Figures from UK Finance, out last week (February 18), showed 16,800 borrowers had released cash via a remortgage transaction in December 2019.

This was a 6 per cent year-on-year increase compared to the 15,900 who remortgaged with additional borrowing in December 2018 and according to the figures, a hefty £50,700 was released on average through such remortgages.

By comparison, the number of pound-for-pound remortgages — where the consumer does not borrow any more funds through the policy — remained flat at about 16,500 policies.

The number of remortgages in the buy-to-let space also increased by 2.3 per cent year-on-year to 13,300.

According to experts, this rise in remortgaging is partly attributable to the number of consumers using the process to release cash from their property to bolster their income.

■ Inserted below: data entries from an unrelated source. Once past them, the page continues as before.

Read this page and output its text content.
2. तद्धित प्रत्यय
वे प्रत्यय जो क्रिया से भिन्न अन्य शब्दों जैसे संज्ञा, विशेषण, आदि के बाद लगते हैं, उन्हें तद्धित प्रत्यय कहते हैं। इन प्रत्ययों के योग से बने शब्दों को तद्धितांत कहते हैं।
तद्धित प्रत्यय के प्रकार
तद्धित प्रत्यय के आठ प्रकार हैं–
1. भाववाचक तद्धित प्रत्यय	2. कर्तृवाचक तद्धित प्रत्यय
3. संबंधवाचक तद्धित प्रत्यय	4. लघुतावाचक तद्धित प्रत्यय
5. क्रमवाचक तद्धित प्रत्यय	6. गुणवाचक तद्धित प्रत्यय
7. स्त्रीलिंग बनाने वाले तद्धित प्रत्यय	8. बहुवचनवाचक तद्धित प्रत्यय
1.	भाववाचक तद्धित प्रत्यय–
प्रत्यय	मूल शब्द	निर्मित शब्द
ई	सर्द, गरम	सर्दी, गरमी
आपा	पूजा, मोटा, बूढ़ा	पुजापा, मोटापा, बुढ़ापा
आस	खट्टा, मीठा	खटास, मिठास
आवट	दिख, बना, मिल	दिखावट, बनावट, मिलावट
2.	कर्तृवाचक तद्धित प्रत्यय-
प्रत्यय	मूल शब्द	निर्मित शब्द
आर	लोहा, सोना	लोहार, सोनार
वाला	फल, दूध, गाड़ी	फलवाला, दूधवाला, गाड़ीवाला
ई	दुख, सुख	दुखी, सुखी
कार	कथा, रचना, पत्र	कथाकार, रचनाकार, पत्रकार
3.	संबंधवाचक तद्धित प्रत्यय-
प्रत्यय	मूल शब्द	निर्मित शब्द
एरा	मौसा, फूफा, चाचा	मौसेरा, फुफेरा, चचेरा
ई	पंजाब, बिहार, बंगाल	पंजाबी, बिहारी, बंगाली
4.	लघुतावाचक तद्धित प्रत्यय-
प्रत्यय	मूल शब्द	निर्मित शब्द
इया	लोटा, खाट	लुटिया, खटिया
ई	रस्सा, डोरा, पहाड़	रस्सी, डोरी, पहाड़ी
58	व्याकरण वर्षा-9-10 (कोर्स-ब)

Alice Watson, head of marketing for insurance at Canada Life, said: “The figures from UK Finance show older homeowners have become increasingly comfortable drawing on property wealth – from their own home or from their buy-to-let portfolio – to help support their lifestyles.

“The rise in buy-to-let remortgages also suggests landlords are keen to unlock the value in their portfolios. There are buy-to-let mortgage products available to over-55s which allow them to release cash tax-free, while leaving their portfolio intact and allowing them to continue to draw on its rental income.”

Dave Harris, chief executive at equity release lender More 2 Life, agreed, adding remortgaging was clearly growing in popularity.

He said: “For older homeowners in particular, a lack of suitable, affordable housing and high stamp duty costs can make the idea of downsizing seem unattractive. 

“Remortgaging, however, can allow them to renovate their existing home or adapt the property to suit their changing needs in retirement.”

The trend has been mirrored in the equity release space over the past few years. 

Data from the Equity Release Council shows older homeowners released about £15m from their properties each working day in 2019.

This added up to a hefty £3.92bn over the year, 170 per cent more than the £1.45bn released from property in 2015.

Equity release is a lifetime mortgage which allows consumers to ‘release’ cash from their home providing they have a certain amount of equity in the property and are above 55 years old.

The interest rate on the borrowed cash ‘rolls up’ — meaning the interest is added to the value of the loan — so the consumer does not pay anything except for fees until the loan is paid off, and the loan does not need to be paid until the customer either dies or moves into long-term care.

It has become more popular over the past few years as some homeowners heading into retirement struggled to stretch their pension pot to sustain their lifestyle, while others had interest-only mortgages with hefty capital to yet to pay.

Mr Harris said: “[Equity release] can help these homeowners secure the funding they need. Advisers play a hugely important role in ensuring that these borrowers are aware of all the options available to them. 

“By looking holistically at a client’s finances, advisers can support and guide retirees to the best solution for their particular circumstances, so that they can adapt their homes to suit their needs in later life.”

Sarah Drakard, IFA at Cruze Financial Solutions, said: "I definitely think this is an increasing trend. There’s a whole generation that have under-funded pensions, didn’t repay their mortgages and used their salaries to enjoy.

"I’m now seeing a huge rise in enquiries for equity release to either repay interest-only mortgages or to create income. Often clients have had to help their children buy already so they feel they have ‘had their inheritance’ and then feel less concerned about what is left and that which is left is just a bonus.

"It's generally seen as a safe bet that property prices will rise and the cost of equity release interest being at an all time low it makes them feel safe, but property prices haven’t been rising so it’s important advisers really do make them aware of the risk of eroding equity and the cost of interest long term."